Quando o álbum chegou ao público, Julia Mestre apressou-se em ressaltar que os quatro não eram exatamente uma banda, mas devem ter mudado de ideia, porque já fizeram alguns shows (estão na programação do Festival de Inverno de Garanhuns). O Bala Desejo faz uma MPB moderna, mas com um pé no passado, enfatizando as harmonias vocais, letras e melodias engenhosas, mas sem fazer a junção de tendências quase obrigatórias na nova música brasileira (rap, reggaton, ou alguma vertente brega). É até curioso, jovens cantando sem vibrato, enquanto a grande parte dos intérpretes brasileiros ou se esqueceram ou ignoram as lições de João Gilberto. Interessante também é que os quatro despojam-se de suas individualidades em favor do todo.

O disco já seria muito bom se fosse limitado apenas aos integrantes. Mas eles tiveram direito a uma quantidade recorde de participações especiais, além de contar com alguns dos melhores instrumentistas do país. Neste segundo item, entre outros, tocam com o Bala Desejo: Alberto Continentino (baixo), Daniel Conceição (percussão e bateria), Marcelo Costa (percussão), Tim Bernardes (guitarra), Jorge Continentino (sax e flauta). Jacques Morelenbaum assina os arranjos de cordas, com Marcelo Martins (sax), Gilmar Ferreira (trombone) e Jessé Sadoc (trompete).

A lista dos artistas convidados é quilométrica, vai de Teresa Cristina, passa por Caetano Veloso, Ana Frango Elétrico (que coproduziu o disco com o quarteto, com supervisão de Marcus Preto), Rubel, Ney Matogrosso, Duda Beats, Tom Veloso, e Maria Gadú, e mais de uma dezena de nomes da geração do Bala Desejo. Muito do disco foi gravado num dos quartos do apartamento em que os quatro passaram a quarentena.  

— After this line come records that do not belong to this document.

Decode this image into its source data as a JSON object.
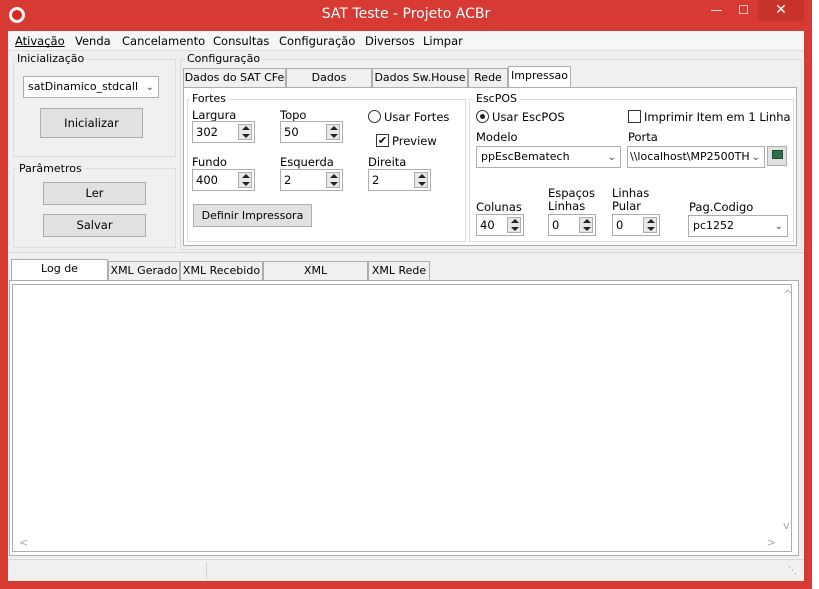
{
  "window": {
    "title": "SAT Teste - Projeto ACBr",
    "minimize": "—",
    "maximize": "☐",
    "close": "✕"
  },
  "menu": [
    "Ativação",
    "Venda",
    "Cancelamento",
    "Consultas",
    "Configuração",
    "Diversos",
    "Limpar"
  ],
  "inicializacao": {
    "group_label": "Inicialização",
    "library_selected": "satDinamico_stdcall",
    "init_button": "Inicializar"
  },
  "parametros": {
    "group_label": "Parâmetros",
    "read_button": "Ler",
    "save_button": "Salvar"
  },
  "configuracao": {
    "group_label": "Configuração",
    "tabs": [
      "Dados do SAT CFe",
      "Dados Emitente",
      "Dados Sw.House",
      "Rede",
      "Impressao"
    ],
    "active_tab": "Impressao"
  },
  "fortes": {
    "group_label": "Fortes",
    "largura_label": "Largura",
    "largura_value": "302",
    "topo_label": "Topo",
    "topo_value": "50",
    "usar_fortes_label": "Usar Fortes",
    "usar_fortes_checked": false,
    "preview_label": "Preview",
    "preview_checked": true,
    "fundo_label": "Fundo",
    "fundo_value": "400",
    "esquerda_label": "Esquerda",
    "esquerda_value": "2",
    "direita_label": "Direita",
    "direita_value": "2",
    "define_button": "Definir Impressora"
  },
  "escpos": {
    "group_label": "EscPOS",
    "usar_label": "Usar EscPOS",
    "usar_checked": true,
    "imprimir_item_label": "Imprimir Item em 1 Linha",
    "imprimir_item_checked": false,
    "modelo_label": "Modelo",
    "modelo_value": "ppEscBematech",
    "porta_label": "Porta",
    "porta_value": "\\\\localhost\\MP2500TH",
    "colunas_label": "Colunas",
    "colunas_value": "40",
    "espacos_label": "Espaços\nLinhas",
    "espacos_value": "0",
    "linhas_label": "Linhas\nPular",
    "linhas_value": "0",
    "pagcodigo_label": "Pag.Codigo",
    "pagcodigo_value": "pc1252"
  },
  "bottom_tabs": [
    "Log de Comandos",
    "XML Gerado",
    "XML Recebido",
    "XML Cancelamento",
    "XML Rede"
  ],
  "bottom_active_tab": "Log de Comandos",
  "log_text": "",
  "icons": {
    "scroll_up": "^",
    "scroll_down": "v",
    "scroll_left": "<",
    "scroll_right": ">"
  }
}
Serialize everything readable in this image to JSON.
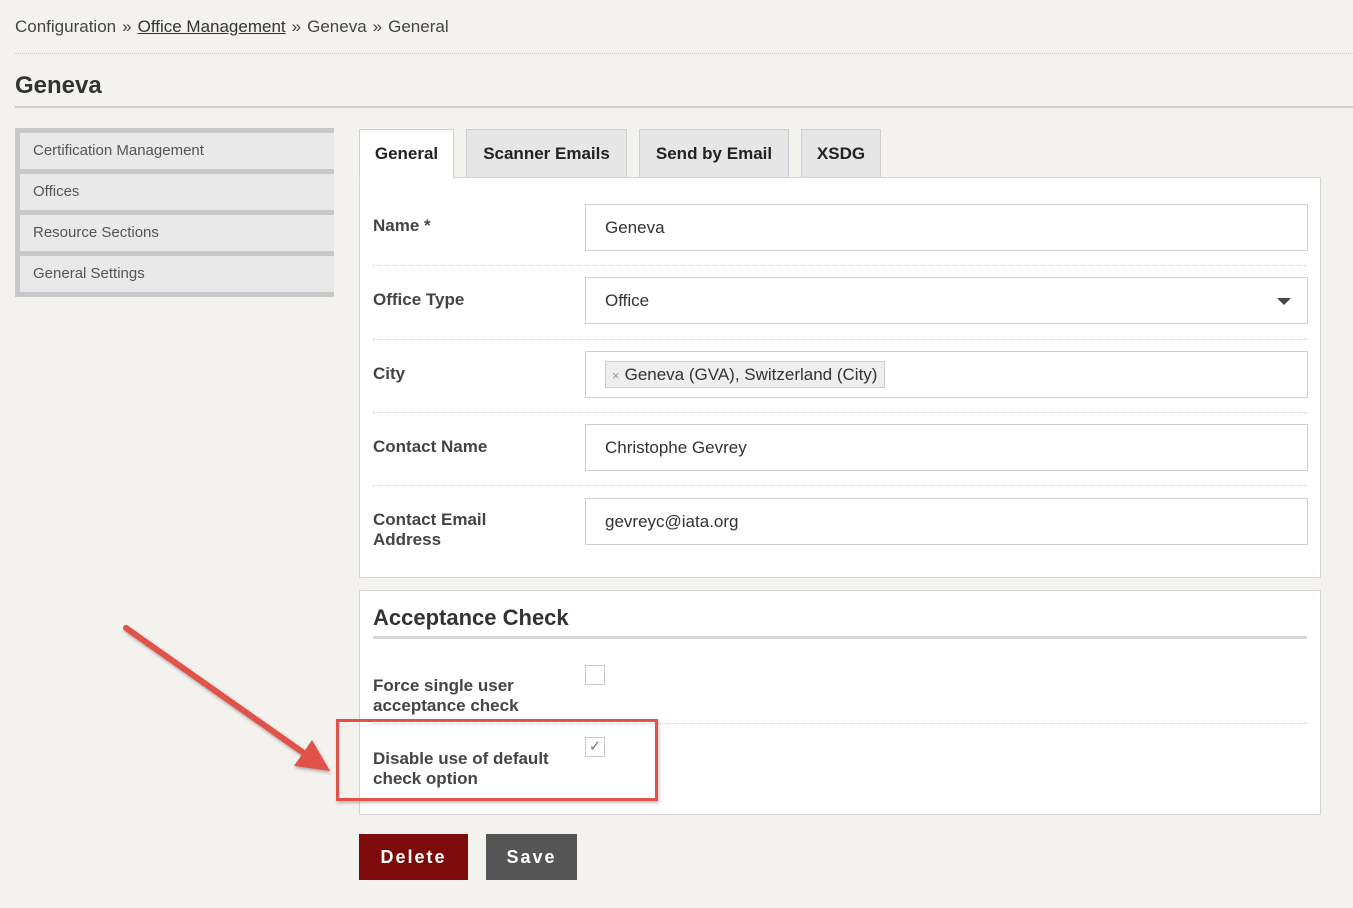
{
  "breadcrumb": {
    "item1": "Configuration",
    "sep": "»",
    "item2": "Office Management",
    "item3": "Geneva",
    "item4": "General"
  },
  "page_title": "Geneva",
  "sidebar": {
    "items": [
      {
        "label": "Certification Management"
      },
      {
        "label": "Offices"
      },
      {
        "label": "Resource Sections"
      },
      {
        "label": "General Settings"
      }
    ]
  },
  "tabs": [
    {
      "label": "General",
      "active": true
    },
    {
      "label": "Scanner Emails",
      "active": false
    },
    {
      "label": "Send by Email",
      "active": false
    },
    {
      "label": "XSDG",
      "active": false
    }
  ],
  "form": {
    "name": {
      "label": "Name *",
      "value": "Geneva"
    },
    "office_type": {
      "label": "Office Type",
      "value": "Office"
    },
    "city": {
      "label": "City",
      "token": "Geneva (GVA), Switzerland (City)",
      "remove_glyph": "×"
    },
    "contact_name": {
      "label": "Contact Name",
      "value": "Christophe Gevrey"
    },
    "contact_email": {
      "label": "Contact Email Address",
      "value": "gevreyc@iata.org"
    }
  },
  "acceptance": {
    "title": "Acceptance Check",
    "force_single": {
      "label": "Force single user acceptance check",
      "checked": false,
      "glyph": ""
    },
    "disable_default": {
      "label": "Disable use of default check option",
      "checked": true,
      "glyph": "✓"
    }
  },
  "actions": {
    "delete_label": "Delete",
    "save_label": "Save"
  },
  "colors": {
    "delete": "#7d0b0b",
    "save": "#555555",
    "annotation": "#e0524a"
  }
}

O álbum com a banda vendendo seu “peixe”, em Embala pra Viagem, a Kombi da Bala Desejo está na rua, com um cardápio de lanches na base do trivial variado. A batida do samba caetaneado faz-se presente no suingue de Baile de Máscaras (Recarnaval), esta faixa aponta para o conceito retrô de MPB setentista do álbum, porém com uma descontração e leveza que aqueles tempos não permitiam. Lembra As Frenéticas, que surgiram no cenário carioca, quando se prenunciava a abertura do regime, e já se permitiam ousadias.

O arranjo de sopros torna o samba Lua Comanche muito 1970, que contrasta com Clama Floresta bem contemporânea, um reggae enriquecido pelas harmonias vocais.  As canções dialogam com o tempo, Dourado Dourado é novamente anos 70, com ecos dos Novos Baianos, que nunca tiveram direito ao elenco de músicos que emolduram com requinte o repertório do Bala Desejo, e esta faixa é uma das mais sofisticadas, terminando com latinidade e em espanhol.   

Nesse Sofá evoca a placidez de Domingo, o álbum que Caetano Veloso dividiu com Gal Costa em 1967, e confirma que os integrantes do BD são munidos de uma cultura musical abrangente, que não se prende apenas a nomes cultuados pela sua geração. Chupeta, por exemplo, uma faixa curta, tem levada da disco music brasileira de final dos anos 70. É também assim Lambe, Lambe, com um viés para a Rita Lee dessa época. Sim, Sim, Sim, vinheta de 35 segundos, é o “sim” sussurrado repetido. Cronofagia (o peixe) é de letra elaborada, e reflete o momento crítico em que foi feita a canção, reflexões sobre o roteiro kafkiano que se abateu sobre o planeta.

 O disco é fechado com a ficha técnica. Pela quantidade de pessoas que contribuiu para o projeto acontecer, é a sua faixa mais longa. Torcer pelo segundo disco, de preferência, com menos convidados, e mais Bala Desejo, que em trabalhos solos se garantem, além de facilitar para se levar o repertório ao palco.